Calculate $\iiint_Dz\;dxdydz$ if $D$ is the region inside $z=0,z=\sqrt{x^2+y^2}$ and $x^2+y^2=1$.
I would like to know if the answer I got is right. This is what I did:
$(1)$ Change to cylindrical coordinates
$$x=r\cos\phi,y=r\sin\phi,z=z$$
$(2)$ Determine the region in terms of $r,\phi,z$
I usually have some problems determining the region, let's see if I got this right:
$(2.1)$ From $z=0$ and $z=\sqrt{x^2+y^2}$ follows $0\leq z\leq \sqrt{r^2\cos^2\phi+r^2\sin^2\phi}=r$.
$(2.2)$ The regions goes the "full circle", so $0\leq\phi\leq 2\pi$.
$(2.3)$ The region is inside the unit circle, so $0\leq r\leq 1$.

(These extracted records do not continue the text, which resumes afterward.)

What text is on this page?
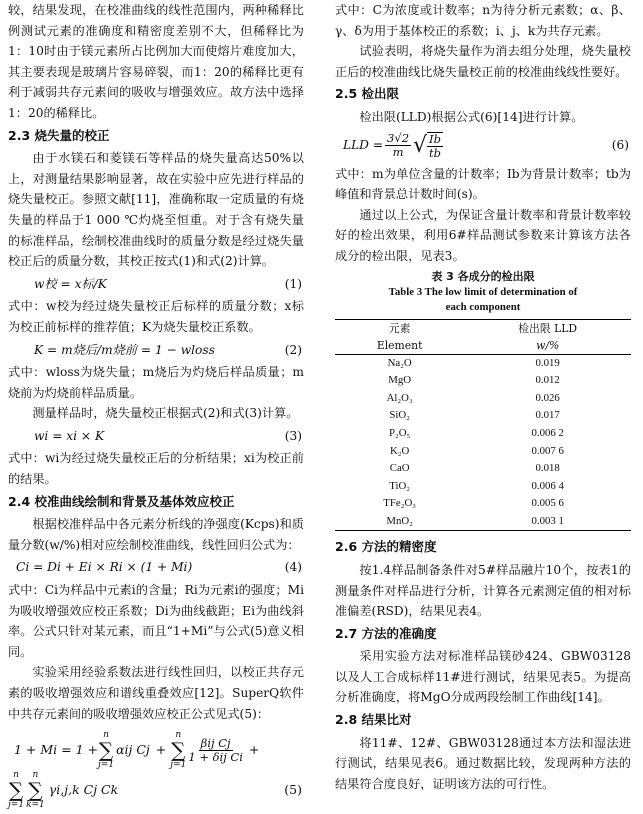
较，结果发现，在校准曲线的线性范围内，两种稀释比例测试元素的准确度和精密度差别不大，但稀释比为1：10时由于镁元素所占比例加大而使熔片难度加大，其主要表现是玻璃片容易碎裂，而1：20的稀释比更有利于减弱共存元素间的吸收与增强效应。故方法中选择1：20的稀释比。

2.3 烧失量的校正

由于水镁石和菱镁石等样品的烧失量高达50%以上，对测量结果影响显著，故在实验中应先进行样品的烧失量校正。参照文献[11]，准确称取一定质量的有烧失量的样品于1 000 ℃灼烧至恒重。对于含有烧失量的标准样品，绘制校准曲线时的质量分数是经过烧失量校正后的质量分数，其校正按式(1)和式(2)计算。

w校 = x标/K	(1)

式中：w校为经过烧失量校正后标样的质量分数；x标为校正前标样的推荐值；K为烧失量校正系数。

K = m烧后/m烧前 = 1 − wloss	(2)

式中：wloss为烧失量；m烧后为灼烧后样品质量；m烧前为灼烧前样品质量。

测量样品时，烧失量校正根据式(2)和式(3)计算。

wi = xi × K	(3)

式中：wi为经过烧失量校正后的分析结果；xi为校正前的结果。

2.4 校准曲线绘制和背景及基体效应校正

根据校准样品中各元素分析线的净强度(Kcps)和质量分数(w/%)相对应绘制校准曲线，线性回归公式为：

Ci = Di + Ei × Ri × (1 + Mi)	(4)

式中：Ci为样品中元素i的含量；Ri为元素i的强度；Mi为吸收增强效应校正系数；Di为曲线截距；Ei为曲线斜率。公式只针对某元素，而且“1+Mi”与公式(5)意义相同。

实验采用经验系数法进行线性回归，以校正共存元素的吸收增强效应和谱线重叠效应[12]。SuperQ软件中共存元素间的吸收增强效应校正公式见式(5)：

1 + Mi = 1 +
n
∑
j=1
αij Cj +
n
∑
j=1
$\frac{\text{βij Cj}}{\text{1 + δij Ci}}$ +
n
∑
j=1
n
∑
k=1
γi,j,k Cj Ck	(5)

式中：C为浓度或计数率；n为待分析元素数；α、β、γ、δ为用于基体校正的系数；i、j、k为共存元素。

试验表明，将烧失量作为消去组分处理，烧失量校正后的校准曲线比烧失量校正前的校准曲线线性要好。

2.5 检出限

检出限(LLD)根据公式(6)[14]进行计算。

LLD = $\frac{3√2}{m}$ √ $\frac{Ib}{tb}$	(6)

式中：m为单位含量的计数率；Ib为背景计数率；tb为峰值和背景总计数时间(s)。

通过以上公式，为保证含量计数率和背景计数率较好的检出效果，利用6#样品测试参数来计算该方法各成分的检出限，见表3。

表 3 各成分的检出限
Table 3 The low limit of determination of
each component
元素	检出限 LLD
Element	w/%
Na₂O	0.019
MgO	0.012
Al₂O₃	0.026
SiO₂	0.017
P₂O₅	0.006 2
K₂O	0.007 6
CaO	0.018
TiO₂	0.006 4
TFe₂O₃	0.005 6
MnO₂	0.003 1
2.6 方法的精密度

按1.4样品制备条件对5#样品融片10个，按表1的测量条件对样品进行分析，计算各元素测定值的相对标准偏差(RSD)，结果见表4。

2.7 方法的准确度

采用实验方法对标准样品镁砂424、GBW03128以及人工合成标样11#进行测试，结果见表5。为提高分析准确度，将MgO分成两段绘制工作曲线[14]。

2.8 结果比对

将11#、12#、GBW03128通过本方法和湿法进行测试，结果见表6。通过数据比较，发现两种方法的结果符合度良好，证明该方法的可行性。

$(3)$ Integrandus calculandus
$$\iiint_Dz\;dxdydz=\int_0^1\int_0^{2\pi}\int_0^r zr\;dzd\phi dr\\=\frac{1}{2}\int_0^1\int_0^{2\pi}r^3d\phi dr=\pi\int_0^1r^3dr=\frac{\pi}{4}.$$
Does it look right?.
I thought of an alternative way to "solve it" with cylindrical coordinates, I know I got the wrong answer but I cannot see why is this wrong.
Instead of the limits given before, I take
$$0\leq z \leq 1\\ 0\leq r \leq \sqrt{z}\\ 0\leq \phi\leq 2\pi $$
It seems that this describes the region inside the cone, and $$\int_0^1\int_0^{2\pi}\int_0^{\sqrt{z}}zr\;dr d\phi dz = \frac{1}{2}\int_0^1\int_0^{2\pi}z^2d\phi dz =\pi \int_0^1 z^2 = \frac{\pi}{3}.$$
The cone is inside the cilinder of raduis 1 from $0\leq z\leq 1$, then wouldn't be
$$\iiint_D = \text{volume cylinder – volume cone} = \pi – \pi/3 = 2\pi/3?$$
I know the answer is wrong (I already saw Danieltatis's answer) but I wanted to try a different solution, and I don't know where did I go wrong with the last one.
Best Answer
You were right, i am really sorry for confusing you without reading correctly.
The answer is $\pi/4$, because the proposed Integral
$\displaystyle\iiint\limits_Dz\;\mathrm dx\,\mathrm dy\,\mathrm dz=\int_0^1\int_0^{2\pi}\int_0^r zr\,\mathrm dz\,\mathrm d\phi\,\mathrm dr$
does cover the volume limited by the $45°$ cone, the $xy$ plane and the circular cylinder with axis over the $z$-axis and radius 1.